Kylie Jenner's Lip Kits Are Making Everyone Freak Out, Again
WHERE THE EFFING CHRIST ARE OUR GODDAMN LIP KITS, KYLIE?!?!
We all want lips like Kylie Jenner's. Have you seen them?
They're perfect. They look like God herself made two pink buttermilk crullers and gently attached them to a porcelain doll. Not one of those creepy totally haunted porcelain dolls either.

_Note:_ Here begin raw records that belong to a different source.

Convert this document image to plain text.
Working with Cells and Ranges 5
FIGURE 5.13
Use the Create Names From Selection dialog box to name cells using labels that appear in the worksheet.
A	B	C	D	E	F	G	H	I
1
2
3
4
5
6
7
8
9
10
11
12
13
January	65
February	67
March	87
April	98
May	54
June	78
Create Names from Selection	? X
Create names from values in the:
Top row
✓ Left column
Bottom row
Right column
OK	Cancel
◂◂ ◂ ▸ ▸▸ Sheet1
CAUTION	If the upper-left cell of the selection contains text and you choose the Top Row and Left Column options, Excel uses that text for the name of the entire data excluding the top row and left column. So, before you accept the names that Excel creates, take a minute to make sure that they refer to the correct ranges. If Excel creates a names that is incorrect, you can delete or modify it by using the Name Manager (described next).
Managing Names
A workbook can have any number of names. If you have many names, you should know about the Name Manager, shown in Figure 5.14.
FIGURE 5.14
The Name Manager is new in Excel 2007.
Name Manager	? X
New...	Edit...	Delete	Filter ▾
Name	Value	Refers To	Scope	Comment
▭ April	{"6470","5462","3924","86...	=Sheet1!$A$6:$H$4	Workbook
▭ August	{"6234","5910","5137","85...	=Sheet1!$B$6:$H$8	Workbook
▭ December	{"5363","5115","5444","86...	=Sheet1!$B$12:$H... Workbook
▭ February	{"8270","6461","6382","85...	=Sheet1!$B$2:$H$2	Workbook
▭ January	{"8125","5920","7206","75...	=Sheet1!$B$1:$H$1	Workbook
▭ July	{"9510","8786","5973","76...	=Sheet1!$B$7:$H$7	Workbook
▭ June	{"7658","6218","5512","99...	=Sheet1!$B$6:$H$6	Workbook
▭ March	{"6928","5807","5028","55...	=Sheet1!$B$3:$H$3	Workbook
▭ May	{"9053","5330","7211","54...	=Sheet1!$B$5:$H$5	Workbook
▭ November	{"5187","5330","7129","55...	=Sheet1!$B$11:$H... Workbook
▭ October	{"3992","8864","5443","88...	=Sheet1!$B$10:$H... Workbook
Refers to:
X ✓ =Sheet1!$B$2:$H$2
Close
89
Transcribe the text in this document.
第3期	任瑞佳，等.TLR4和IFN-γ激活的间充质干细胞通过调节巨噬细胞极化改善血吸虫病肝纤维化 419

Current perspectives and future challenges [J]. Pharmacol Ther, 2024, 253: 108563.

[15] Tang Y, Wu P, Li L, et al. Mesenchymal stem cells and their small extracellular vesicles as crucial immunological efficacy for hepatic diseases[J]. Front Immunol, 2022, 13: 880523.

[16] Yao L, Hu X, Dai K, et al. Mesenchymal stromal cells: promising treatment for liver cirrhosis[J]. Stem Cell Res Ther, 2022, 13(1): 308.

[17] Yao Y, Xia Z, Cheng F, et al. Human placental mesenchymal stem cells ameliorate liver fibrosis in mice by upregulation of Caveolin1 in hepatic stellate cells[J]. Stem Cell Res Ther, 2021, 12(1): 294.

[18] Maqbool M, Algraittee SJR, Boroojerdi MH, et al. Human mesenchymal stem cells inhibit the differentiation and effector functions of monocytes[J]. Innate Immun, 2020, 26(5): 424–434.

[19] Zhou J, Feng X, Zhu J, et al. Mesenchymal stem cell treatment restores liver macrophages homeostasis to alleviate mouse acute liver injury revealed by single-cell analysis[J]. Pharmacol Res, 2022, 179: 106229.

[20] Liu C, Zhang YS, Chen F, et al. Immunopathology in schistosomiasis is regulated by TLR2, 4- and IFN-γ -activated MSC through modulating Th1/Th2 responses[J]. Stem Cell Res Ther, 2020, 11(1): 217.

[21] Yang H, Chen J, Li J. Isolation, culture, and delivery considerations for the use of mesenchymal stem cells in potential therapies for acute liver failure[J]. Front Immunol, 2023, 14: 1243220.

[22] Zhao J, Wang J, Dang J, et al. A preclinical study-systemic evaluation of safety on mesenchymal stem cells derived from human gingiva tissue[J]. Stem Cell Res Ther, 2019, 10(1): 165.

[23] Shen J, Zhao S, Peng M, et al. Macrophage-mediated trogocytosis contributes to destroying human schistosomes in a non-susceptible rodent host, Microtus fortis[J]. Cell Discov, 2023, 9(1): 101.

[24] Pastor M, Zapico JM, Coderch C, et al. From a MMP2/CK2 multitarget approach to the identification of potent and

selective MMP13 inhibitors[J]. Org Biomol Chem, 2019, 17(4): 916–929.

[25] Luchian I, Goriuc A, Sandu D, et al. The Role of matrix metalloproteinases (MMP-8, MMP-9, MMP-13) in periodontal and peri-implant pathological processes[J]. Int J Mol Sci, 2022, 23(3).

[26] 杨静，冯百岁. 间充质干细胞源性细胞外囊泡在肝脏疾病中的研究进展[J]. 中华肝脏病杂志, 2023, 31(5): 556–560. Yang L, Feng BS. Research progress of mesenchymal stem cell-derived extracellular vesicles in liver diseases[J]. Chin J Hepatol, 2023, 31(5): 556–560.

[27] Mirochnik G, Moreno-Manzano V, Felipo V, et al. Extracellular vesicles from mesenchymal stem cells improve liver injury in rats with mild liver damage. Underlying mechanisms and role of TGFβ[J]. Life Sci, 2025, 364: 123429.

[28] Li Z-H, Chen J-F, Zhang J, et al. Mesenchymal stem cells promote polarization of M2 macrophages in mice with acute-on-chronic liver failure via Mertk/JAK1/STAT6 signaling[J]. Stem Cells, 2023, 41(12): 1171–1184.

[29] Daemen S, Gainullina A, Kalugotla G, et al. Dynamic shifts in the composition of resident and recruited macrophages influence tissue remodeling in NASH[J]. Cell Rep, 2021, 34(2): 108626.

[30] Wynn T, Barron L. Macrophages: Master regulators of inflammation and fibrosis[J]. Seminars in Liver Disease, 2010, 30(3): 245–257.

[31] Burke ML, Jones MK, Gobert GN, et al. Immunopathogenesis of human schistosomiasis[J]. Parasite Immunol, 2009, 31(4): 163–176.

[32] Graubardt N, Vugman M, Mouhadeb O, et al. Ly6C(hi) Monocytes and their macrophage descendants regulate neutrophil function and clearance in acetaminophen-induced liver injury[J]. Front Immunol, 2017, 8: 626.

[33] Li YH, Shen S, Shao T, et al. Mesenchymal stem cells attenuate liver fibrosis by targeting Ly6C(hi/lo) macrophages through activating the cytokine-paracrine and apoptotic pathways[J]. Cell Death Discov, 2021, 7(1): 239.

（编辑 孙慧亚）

I'm talking about like a not-haunted sexy porcelain doll.
That's probably why everyone lost his or her dang minds when Kylie announced her lip kit would be going on sale.
For $29 dollars, people could shape their mouth gates to look like mouth gates crafted by Jenner genetics and what I can only assume is a 30-person task force employed with the sole mission of making America's first family (sorry, Obamas) look like super hot, sexy, not-haunted-by-the-evil-spirit-of-a-child-who-died-in-a-fire-at-a-printing-press, sexy, hot porcelain dolls.
Unsurprisingly, the lip kits sold out in seconds, which made everyone who couldn't get his or her hands on a box furious.
But now it seems even those who were able to hit the checkout button fastest are getting pretty peeved because their lip kits have yet to arrive.